STMicroelectronics STM32F405RGT6: ARM Cortex-M4 MCU with FPU, 168MHz, 1MB Flash, 192KB RAM. USB OTG/CAN/SDIO for drones, industrial PLCs, medical devices. LQFP64, -40°C to +85°C. Optimal performance-power balance.
STM32F405RGT6: The Balanced Cortex-M4 Powerhouse for Demanding Embedded Applications
When your embedded system must simultaneously execute sensor fusion algorithms, manage hard real-time control loops, and handle multi-protocol communication—all within strict power budgets—the STM32F405RGT6 from STMicroelectronics isn't just another MCU. It's the trusted computational core enabling innovation where performance, precision, and reliability converge.
In a recent deployment of 50,000+ agricultural drones across Southeast Asia, this Cortex-M4 MCU (with FPU) processed IMU/GPS/vision data at 168MHz while driving four brushless motor controllers. It maintained <100μs control latency, extended flight time by 18% via dynamic clock scaling, and operated flawlessly across -30°C to +70°C field conditions for 2+ years.
🔧 Precision-engineered for balanced performance:
✅ ARM Cortex-M4 with FPU (168MHz, 210 DMIPS)

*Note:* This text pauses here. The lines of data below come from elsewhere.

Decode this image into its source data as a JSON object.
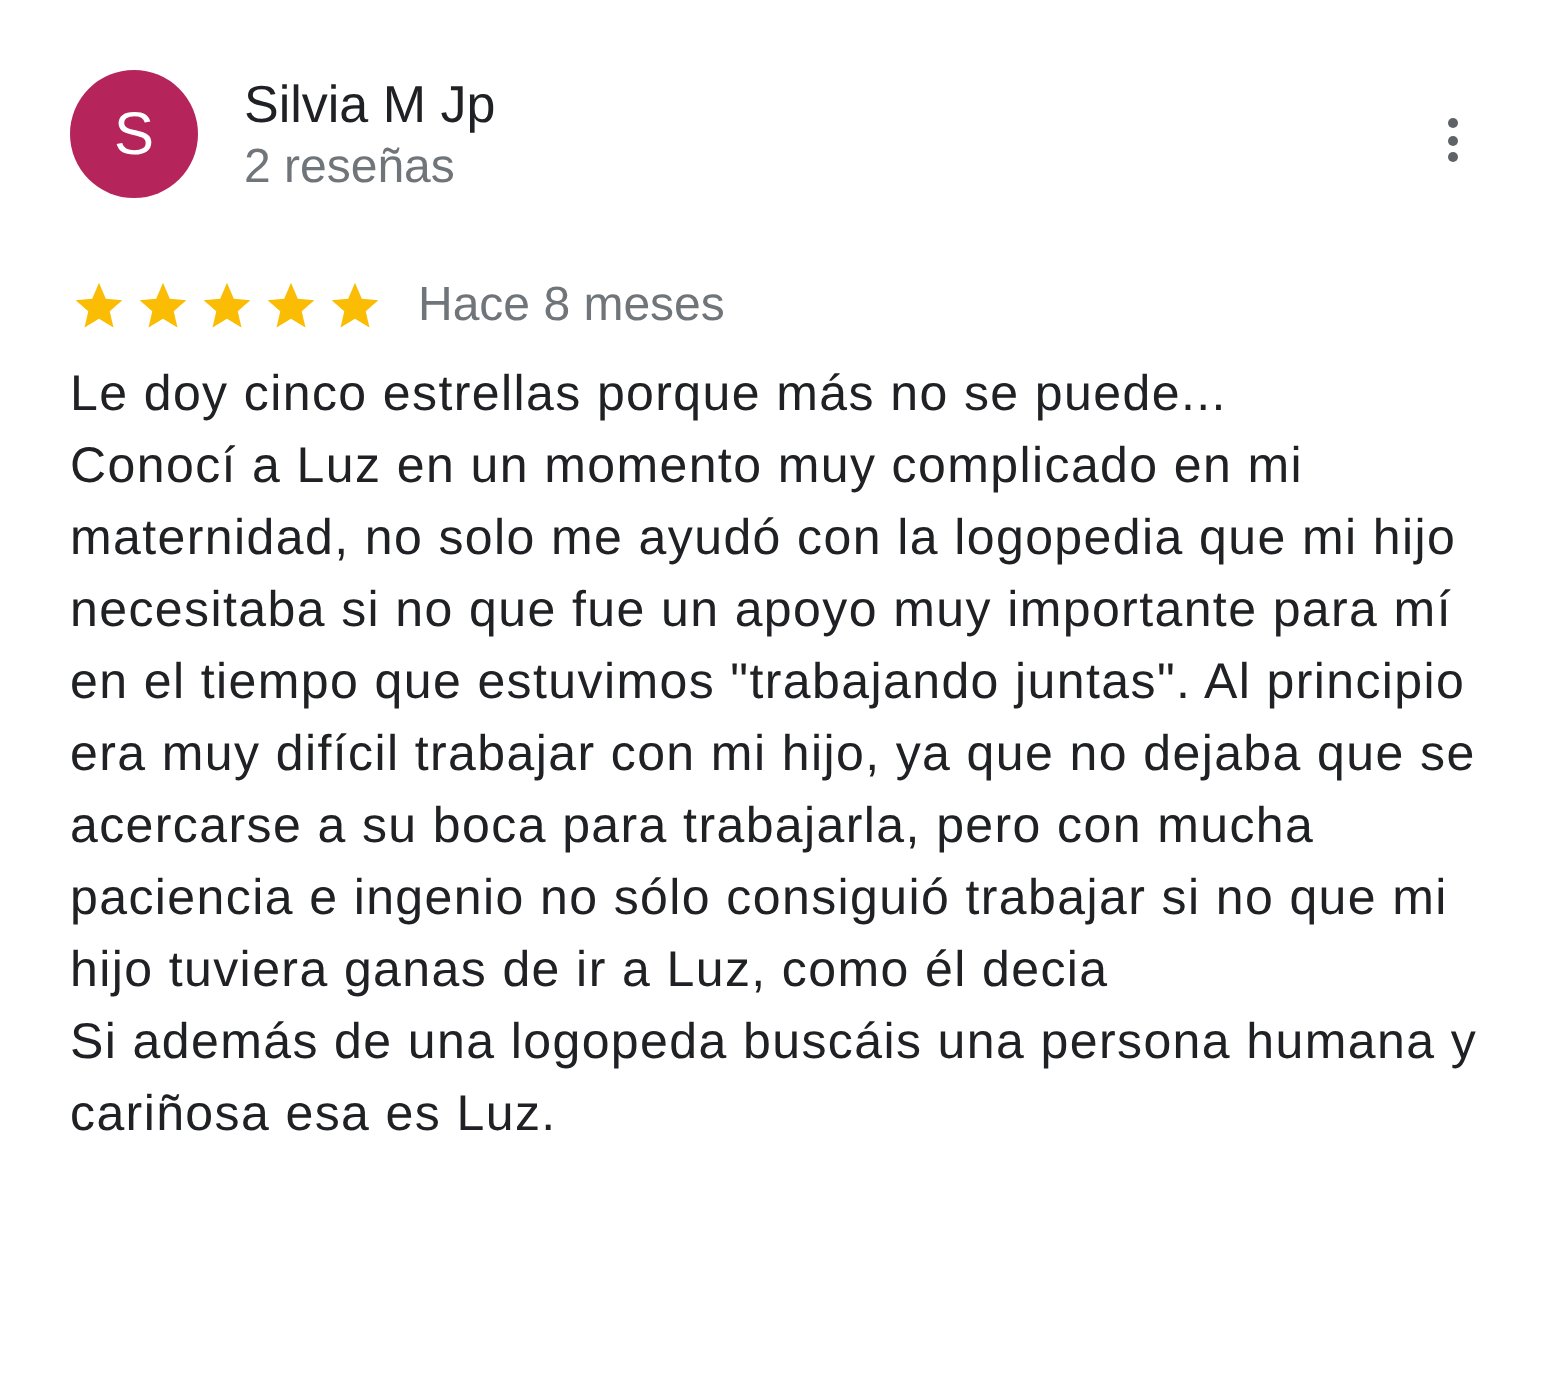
{
  "review": {
    "avatar_letter": "S",
    "color": "#b5245a",
    "author": "Silvia M Jp",
    "reviews_count": "2 reseñas",
    "stars": 5,
    "time": "Hace 8 meses",
    "paragraphs": [
      "Le doy cinco estrellas porque más no se puede...",
      "Conocí a Luz en un momento muy complicado en mi maternidad, no solo me ayudó con la logopedia que mi hijo necesitaba si no que fue un apoyo muy importante para mí en el tiempo que estuvimos \"trabajando juntas\". Al principio era muy difícil trabajar con mi hijo, ya que no dejaba que se acercarse a su boca para trabajarla, pero con mucha paciencia e ingenio no sólo consiguió trabajar si no que mi hijo tuviera ganas de ir a Luz, como él decia",
      "Si además de una logopeda buscáis una persona humana y cariñosa esa es Luz."
    ]
  }
}
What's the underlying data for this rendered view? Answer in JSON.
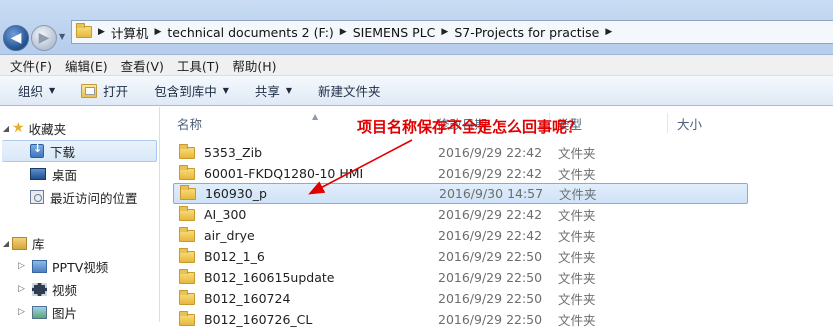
{
  "address_bar": {
    "breadcrumbs": [
      "计算机",
      "technical documents 2 (F:)",
      "SIEMENS PLC",
      "S7-Projects for practise"
    ]
  },
  "menu": {
    "items": [
      "文件(F)",
      "编辑(E)",
      "查看(V)",
      "工具(T)",
      "帮助(H)"
    ]
  },
  "toolbar": {
    "organize_label": "组织",
    "open_label": "打开",
    "include_label": "包含到库中",
    "share_label": "共享",
    "new_folder_label": "新建文件夹"
  },
  "nav": {
    "favorites_label": "收藏夹",
    "downloads_label": "下载",
    "desktop_label": "桌面",
    "recent_label": "最近访问的位置",
    "libraries_label": "库",
    "pptv_label": "PPTV视频",
    "videos_label": "视频",
    "pictures_label": "图片"
  },
  "columns": {
    "name": "名称",
    "date": "修改日期",
    "type": "类型",
    "size": "大小"
  },
  "files": [
    {
      "name": "5353_Zib",
      "date": "2016/9/29 22:42",
      "type": "文件夹"
    },
    {
      "name": "60001-FKDQ1280-10 HMI",
      "date": "2016/9/29 22:42",
      "type": "文件夹"
    },
    {
      "name": "160930_p",
      "date": "2016/9/30 14:57",
      "type": "文件夹"
    },
    {
      "name": "AI_300",
      "date": "2016/9/29 22:42",
      "type": "文件夹"
    },
    {
      "name": "air_drye",
      "date": "2016/9/29 22:42",
      "type": "文件夹"
    },
    {
      "name": "B012_1_6",
      "date": "2016/9/29 22:50",
      "type": "文件夹"
    },
    {
      "name": "B012_160615update",
      "date": "2016/9/29 22:50",
      "type": "文件夹"
    },
    {
      "name": "B012_160724",
      "date": "2016/9/29 22:50",
      "type": "文件夹"
    },
    {
      "name": "B012_160726_CL",
      "date": "2016/9/29 22:50",
      "type": "文件夹"
    }
  ],
  "annotation": {
    "text": "项目名称保存不全是怎么回事呢？",
    "color": "#e00000"
  }
}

✅ 1MB Flash + 192KB RAM (zero-wait execution)
✅ Rich connectivity: USB OTG FS/HS, SDIO, CAN, SPI, I²C, USART
✅ Advanced analog: 3×12-bit ADC (2.4 MSPS), 2×DAC
✅ Ultra-low-power modes down to 2μA standby
✅ Industrial grade: -40°C to +85°C (RGT6 = LQFP64, RoHS)
🌍 Powering critical innovation:
🚁 Drone flight controllers & vision processing
🏭 Industrial PLCs, robotics & motion systems
⚕️ Portable medical (ultrasound, infusion pumps)
📡 IoT edge gateways with protocol translation
🚗 Automotive diagnostics & telematics
💡 Supply chain assurance: Amid MCU shortages and counterfeit risks, CHIPSTOCK.SHOP delivers verified STM32F405RGT6 units with full ST pedigree:→ Original COO & lot traceability→ Pre-shipment functional validation→ MSL 3 & RoHS documentation→ Allocation support during demand peaksTheir authentication prevented a 6-week certification delay when remarked units threatened drone safety validation.
❓ Embedded engineers: How do you balance FPU-accelerated math workloads with deterministic real-time response? What memory optimization strategies maximize code density in Flash-constrained designs?